Personne ne veut aller vivre avec des collabos

Quand l’armée israélienne a occupé toute la ville de Rafah et qu’il y a eu le premier cessez-le-feu (janvier 2025), Abou Chabab s’est déplacé à Rafah. Lui comme tous les autres clans se trouvent dans des zones où il n’y a aucune présence du Hamas. Dans leurs publications, ils disent aux gens : Vous pouvez venir chez nous, vous êtes les bienvenus ! Mais personne n’y va, parce que ces clans sont considérés comme étant des collabos, et personne ne veut aller vivre avec des collabos, ou d’en faire partie.

Ensuite, les gens iraient jusque là-bas pour vivre sous des tentes, et dans les mêmes conditions que celles dans lesquelles ils vivent actuellement. Ils auront peut-être à manger et à boire tous les jours, par les Israéliens, et beaucoup plus facilement que quand ils vivaient ici. Mais personne ne veut vivre avec l’armée d’occupation. C’est la raison pour laquelle Israël fait toute cette propagande, en parlant de rivalité avec le Hamas, et d’une population qui veut se retourner contre le Hamas.

Au début, le rôle de ces chefs de clans était un peu de faire le sale travail à Gaza, au lieu que ce soit à l’occupation de le faire, comme les enlèvements, ou des interventions dans la ville même de Gaza, à l’époque. Certaines de ces actions étaient menées par le clan Abou Chabab, comme l’enlèvement de Tasnim Al-Hams il y a 2 mois, et qui a été libérée aujourd’hui. L’idée est d’éviter que des Israéliens aient à faire cela, et de réduire donc les risques qu’ils soient blessés ou bien tués. Ils préfèrent sacrifier un Palestinien pour ce sale boulot.
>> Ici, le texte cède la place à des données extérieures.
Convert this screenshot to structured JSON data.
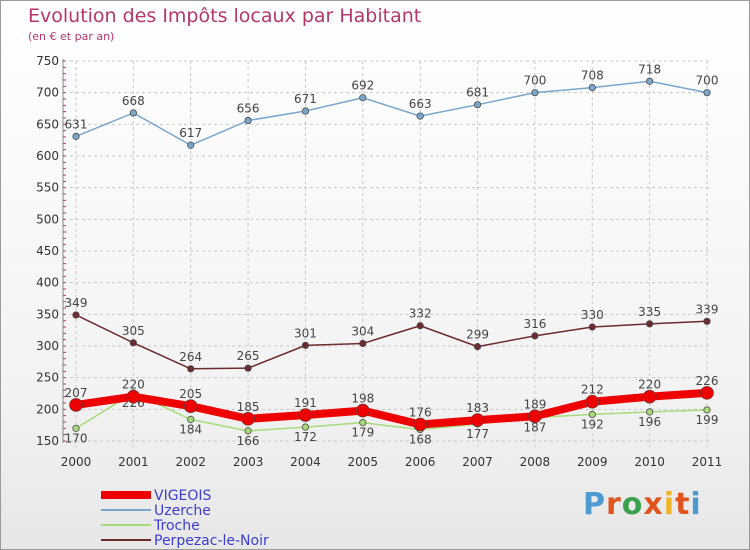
{
  "header": {
    "title": "Evolution des Impôts locaux par Habitant",
    "subtitle": "(en € et par an)"
  },
  "brand": {
    "letters": [
      "P",
      "r",
      "o",
      "x",
      "i",
      "t",
      "i"
    ],
    "colors": [
      "#4d9ad1",
      "#e2541e",
      "#3aa14c",
      "#e2541e",
      "#f0b323",
      "#e2541e",
      "#4d9ad1"
    ]
  },
  "colors": {
    "VIGEOIS": "#ee0000",
    "Uzerche": "#7ba6cc",
    "Troche": "#a6db7a",
    "Perpezac-le-Noir": "#6e2b2f",
    "axis_text": "#333333",
    "grid": "#c8c8c8"
  },
  "chart_data": {
    "type": "line",
    "x": [
      "2000",
      "2001",
      "2002",
      "2003",
      "2004",
      "2005",
      "2006",
      "2007",
      "2008",
      "2009",
      "2010",
      "2011"
    ],
    "ylim": [
      150,
      750
    ],
    "yticks": [
      150,
      200,
      250,
      300,
      350,
      400,
      450,
      500,
      550,
      600,
      650,
      700,
      750
    ],
    "grid": true,
    "legend_position": "bottom-left",
    "series": [
      {
        "name": "Uzerche",
        "values": [
          631,
          668,
          617,
          656,
          671,
          692,
          663,
          681,
          700,
          708,
          718,
          700
        ]
      },
      {
        "name": "Perpezac-le-Noir",
        "values": [
          349,
          305,
          264,
          265,
          301,
          304,
          332,
          299,
          316,
          330,
          335,
          339
        ]
      },
      {
        "name": "Troche",
        "values": [
          170,
          226,
          184,
          166,
          172,
          179,
          168,
          177,
          187,
          192,
          196,
          199
        ]
      },
      {
        "name": "VIGEOIS",
        "values": [
          207,
          220,
          205,
          185,
          191,
          198,
          176,
          183,
          189,
          212,
          220,
          226
        ]
      }
    ]
  }
}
En contrepartie, ils ont promis à ces gens-là qu’ils auront le privilège d’avoir le pouvoir à Gaza. Mais c’est à l’exemple du Sud-Liban et des forces d’Antoine Lahd à l’époque : ces gens ne vivront que dans une zone où il y a que l’armée d’occupation.

Une nouvelle ligne verte

Les Israéliens veulent que l’on dise qu’il y a une division, qu’il y a une rivalité, que le Hamas et ces clans vont s’entretuer. Cela justifierait qu’ils soient présents dans cette zone-là, justement, pour qu’il n’y ait pas d’affrontements. Cela leur donne un nouveau prétexte pour rester, pour diviser, pour occuper, comme pour n’importe quel esprit colonial dans le monde. Ces clans-là ont été formés à ce dessein.

Concernant la division entre Ancienne et Nouvelle Gaza, les Israéliens veulent montrer au monde entier qu’il y a des forces qui sont là, qu’il y a beaucoup de gens qui veulent vivre dans cette Nouvelle Gaza, et qu’il faut commencer à reconstruire dans cette zone parce que le Hamas n’y est pas. C’est toujours cet épouvantail qu’ils utilisent pour ne pas s’engager à la paix ou bien dans le cessez-le-feu.

Depuis le cessez-le-feu, il y a eu plus de 300 personnes qui ont été tuées par les Israéliens, tout en disant que le Hamas a tiré sur eux à Rafah. Prétexte pour reprendre la guerre. Et pareil pour toute personne qui se rapproche de de cette zone ou de cette ligne jaune : on lui tire dessus. Hier, ils ont bombardé à Beit Lahya. Pourtant, il n’y avait pas de ligne jaune, mais ça leur a permis de tuer plusieurs personnes.

Gaza est maintenant occupée à 53 %. Cette occupation va durer longtemps, et ce qu’on appelle « la ligne jaune » représentera une nouvelle frontière entre Gaza et Israël. Cette zone occupée sera sans doute annexée, pour élargir la zone tampon, afin d’y établir des colonies, comme l’avaient prédit les Israéliens au début de la guerre.

Je ne crois pas que les Israéliens vont construire une Nouvelle Gaza, ni de nouveaux bâtiments. Surtout pas à côté des frontières d’Israël. Ce sera une zone tampon, établie par le fait accompli. Comme pendant la guerre de 1967, quand on parlait de ce qu’on appelait « la ligne verte ». Ce sera une nouvelle frontière, et l’on aura à nouveau des résolutions des Nations unies qui parleront de la nécessité d’un retrait israélien derrière cette ligne. Entre temps, les Israéliens continueront à endurcir la vie des citoyens de Gaza, pour poursuivre le projet de la déportation, pour continuer la non-vie à Gaza. Pour que les gens décident après de partir.